3. Make a wise and helpful judgment: The real goal of this chapter is to learn to judge in an honorable, helpful, wise, and compassionate way. As we fully accept how very difficult it is to make complete and accurate judgments, we will naturally become more patient as we initially suspend our judgment, and then engage in gathering information, so that we can make a more helpful and wiser judgment. Don't judge from a place of "how am I being victimized?" but instead from a place of "how can I be of assistance to self and others?"
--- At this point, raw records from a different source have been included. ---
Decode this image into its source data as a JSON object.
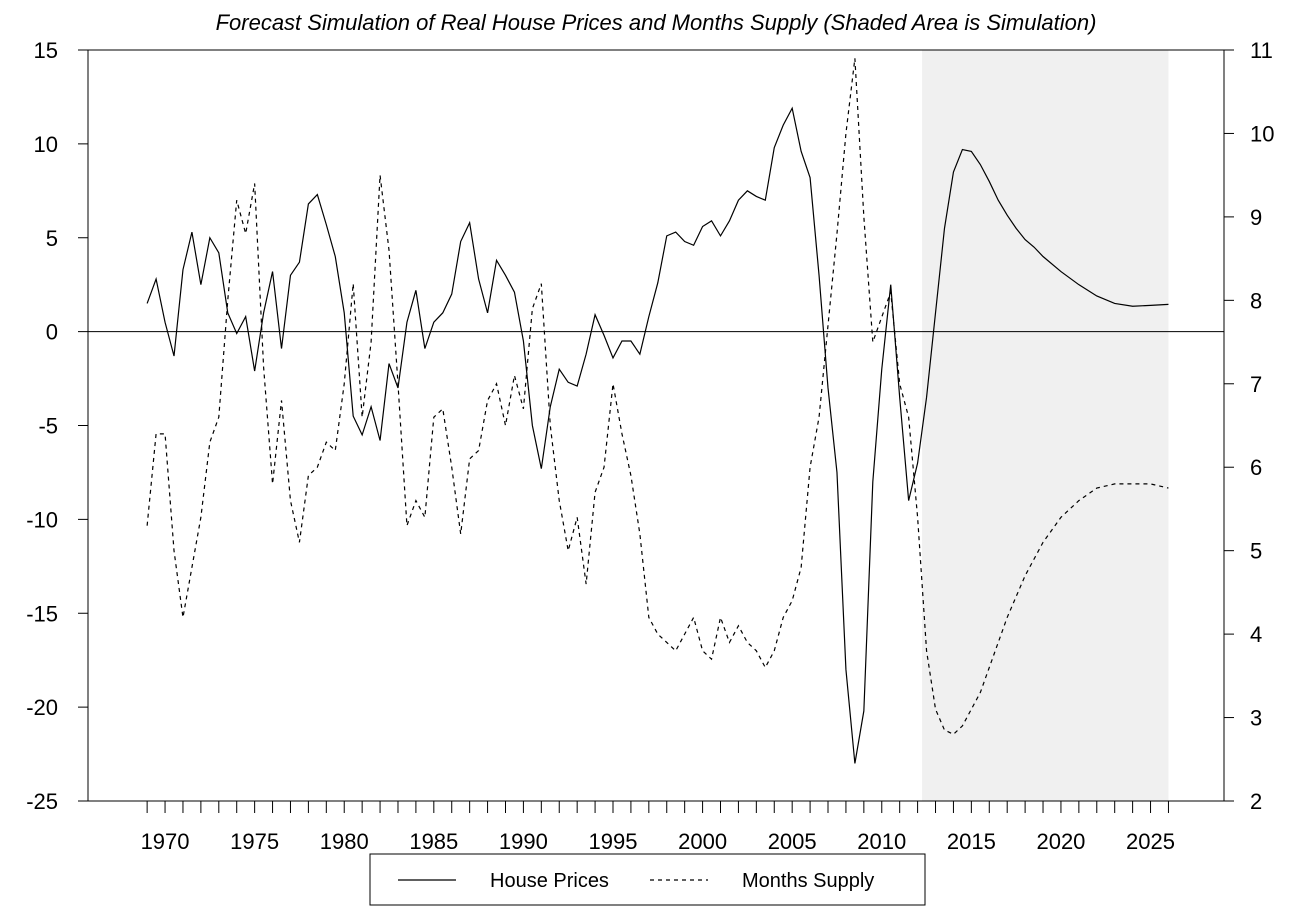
{
  "chart_data": {
    "type": "line",
    "title": "Forecast Simulation of Real House Prices and Months Supply (Shaded Area is Simulation)",
    "x": [
      1969,
      1969.5,
      1970,
      1970.5,
      1971,
      1971.5,
      1972,
      1972.5,
      1973,
      1973.5,
      1974,
      1974.5,
      1975,
      1975.5,
      1976,
      1976.5,
      1977,
      1977.5,
      1978,
      1978.5,
      1979,
      1979.5,
      1980,
      1980.5,
      1981,
      1981.5,
      1982,
      1982.5,
      1983,
      1983.5,
      1984,
      1984.5,
      1985,
      1985.5,
      1986,
      1986.5,
      1987,
      1987.5,
      1988,
      1988.5,
      1989,
      1989.5,
      1990,
      1990.5,
      1991,
      1991.5,
      1992,
      1992.5,
      1993,
      1993.5,
      1994,
      1994.5,
      1995,
      1995.5,
      1996,
      1996.5,
      1997,
      1997.5,
      1998,
      1998.5,
      1999,
      1999.5,
      2000,
      2000.5,
      2001,
      2001.5,
      2002,
      2002.5,
      2003,
      2003.5,
      2004,
      2004.5,
      2005,
      2005.5,
      2006,
      2006.5,
      2007,
      2007.5,
      2008,
      2008.5,
      2009,
      2009.5,
      2010,
      2010.5,
      2011,
      2011.5,
      2012,
      2012.5,
      2013,
      2013.5,
      2014,
      2014.5,
      2015,
      2015.5,
      2016,
      2016.5,
      2017,
      2017.5,
      2018,
      2018.5,
      2019,
      2020,
      2021,
      2022,
      2023,
      2024,
      2025,
      2026
    ],
    "series": [
      {
        "name": "House Prices",
        "color": "#000000",
        "dash": "none",
        "values": [
          1.5,
          2.8,
          0.5,
          -1.3,
          3.3,
          5.3,
          2.5,
          5.0,
          4.2,
          1.0,
          -0.1,
          0.8,
          -2.1,
          1.0,
          3.2,
          -0.9,
          3.0,
          3.7,
          6.8,
          7.3,
          5.7,
          4.0,
          1.0,
          -4.5,
          -5.5,
          -4.0,
          -5.8,
          -1.7,
          -3.0,
          0.5,
          2.2,
          -0.9,
          0.5,
          1.0,
          2.0,
          4.8,
          5.8,
          2.8,
          1.0,
          3.8,
          3.0,
          2.1,
          -0.5,
          -5.0,
          -7.3,
          -4.0,
          -2.0,
          -2.7,
          -2.9,
          -1.2,
          0.9,
          -0.2,
          -1.4,
          -0.5,
          -0.5,
          -1.2,
          0.8,
          2.6,
          5.1,
          5.3,
          4.8,
          4.6,
          5.6,
          5.9,
          5.1,
          5.9,
          7.0,
          7.5,
          7.2,
          7.0,
          9.8,
          11.0,
          11.9,
          9.6,
          8.2,
          3.0,
          -3.0,
          -7.5,
          -18.0,
          -23.0,
          -20.2,
          -8.0,
          -2.0,
          2.5,
          -3.5,
          -9.0,
          -7.0,
          -3.5,
          1.0,
          5.5,
          8.5,
          9.7,
          9.6,
          8.9,
          8.0,
          7.0,
          6.2,
          5.5,
          4.9,
          4.5,
          4.0,
          3.2,
          2.5,
          1.9,
          1.5,
          1.35,
          1.4,
          1.45
        ]
      },
      {
        "name": "Months Supply",
        "color": "#000000",
        "dash": "4 4",
        "axis": "y2",
        "values": [
          5.3,
          6.4,
          6.4,
          5.0,
          4.2,
          4.8,
          5.4,
          6.3,
          6.6,
          8.0,
          9.2,
          8.8,
          9.4,
          7.2,
          5.8,
          6.8,
          5.6,
          5.1,
          5.9,
          6.0,
          6.3,
          6.2,
          7.0,
          8.2,
          6.6,
          7.5,
          9.5,
          8.6,
          7.0,
          5.3,
          5.6,
          5.4,
          6.6,
          6.7,
          6.0,
          5.2,
          6.1,
          6.2,
          6.8,
          7.0,
          6.5,
          7.1,
          6.7,
          7.9,
          8.2,
          6.5,
          5.6,
          5.0,
          5.4,
          4.6,
          5.7,
          6.0,
          7.0,
          6.4,
          5.9,
          5.2,
          4.2,
          4.0,
          3.9,
          3.8,
          4.0,
          4.2,
          3.8,
          3.7,
          4.2,
          3.9,
          4.1,
          3.9,
          3.8,
          3.6,
          3.8,
          4.2,
          4.4,
          4.8,
          6.0,
          6.6,
          7.7,
          8.8,
          10.0,
          10.9,
          9.0,
          7.5,
          7.8,
          8.1,
          7.0,
          6.6,
          5.4,
          3.8,
          3.1,
          2.85,
          2.8,
          2.9,
          3.1,
          3.3,
          3.6,
          3.9,
          4.2,
          4.45,
          4.7,
          4.9,
          5.1,
          5.4,
          5.6,
          5.75,
          5.8,
          5.8,
          5.8,
          5.75
        ]
      }
    ],
    "xlim": [
      1965.7,
      2029.1
    ],
    "xticks": [
      1970,
      1975,
      1980,
      1985,
      1990,
      1995,
      2000,
      2005,
      2010,
      2015,
      2020,
      2025
    ],
    "xticks_minor": [
      1969,
      1970,
      1971,
      1972,
      1973,
      1974,
      1975,
      1976,
      1977,
      1978,
      1979,
      1980,
      1981,
      1982,
      1983,
      1984,
      1985,
      1986,
      1987,
      1988,
      1989,
      1990,
      1991,
      1992,
      1993,
      1994,
      1995,
      1996,
      1997,
      1998,
      1999,
      2000,
      2001,
      2002,
      2003,
      2004,
      2005,
      2006,
      2007,
      2008,
      2009,
      2010,
      2011,
      2012,
      2013,
      2014,
      2015,
      2016,
      2017,
      2018,
      2019,
      2020,
      2021,
      2022,
      2023,
      2024,
      2025,
      2026
    ],
    "ylim": [
      -25,
      15
    ],
    "yticks": [
      -25,
      -20,
      -15,
      -10,
      -5,
      0,
      5,
      10,
      15
    ],
    "y2lim": [
      2,
      11
    ],
    "y2ticks": [
      2,
      3,
      4,
      5,
      6,
      7,
      8,
      9,
      10,
      11
    ],
    "shade": [
      2012.25,
      2026
    ],
    "shade_color": "#f0f0f0",
    "zero_line": true
  }
}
As you utilize these tools, you will find that your judgments about yourself and others will become gentler. As you recognize your brain-full judgments as quick, fear-laden, and incomplete assessments, you will open yourself to new revelatory insight about yourself and others. This insight will bring you an internal sense of acceptance and peace. It will move you away from insecurity and toward confidence. It will awaken you out of the "stone-throwing, zombie apocalypse" fear that the brain can originate, and instead, point you toward a more optimistic and empowering perspective. Use these questions to guide you toward making wise and helpful judgments: "What can I do right now that would be helpful?" or "What can I do right now that would improve my connection to others?" They key here, is for you to ensure that your judgments and subsequent actions, are aligned with your outcomes, and your highest values... and in a way, are connected to the principles that will bring you the most enduring joy in this life. Does your judgment help you to solidify relationships? Does is encourage feelings of humility, righteous pride, joy? Does it align with your highest objectives and values? Does it inspire a sense of achievement? Let's slow our roll, and make some beautiful judgments. have a lovely week.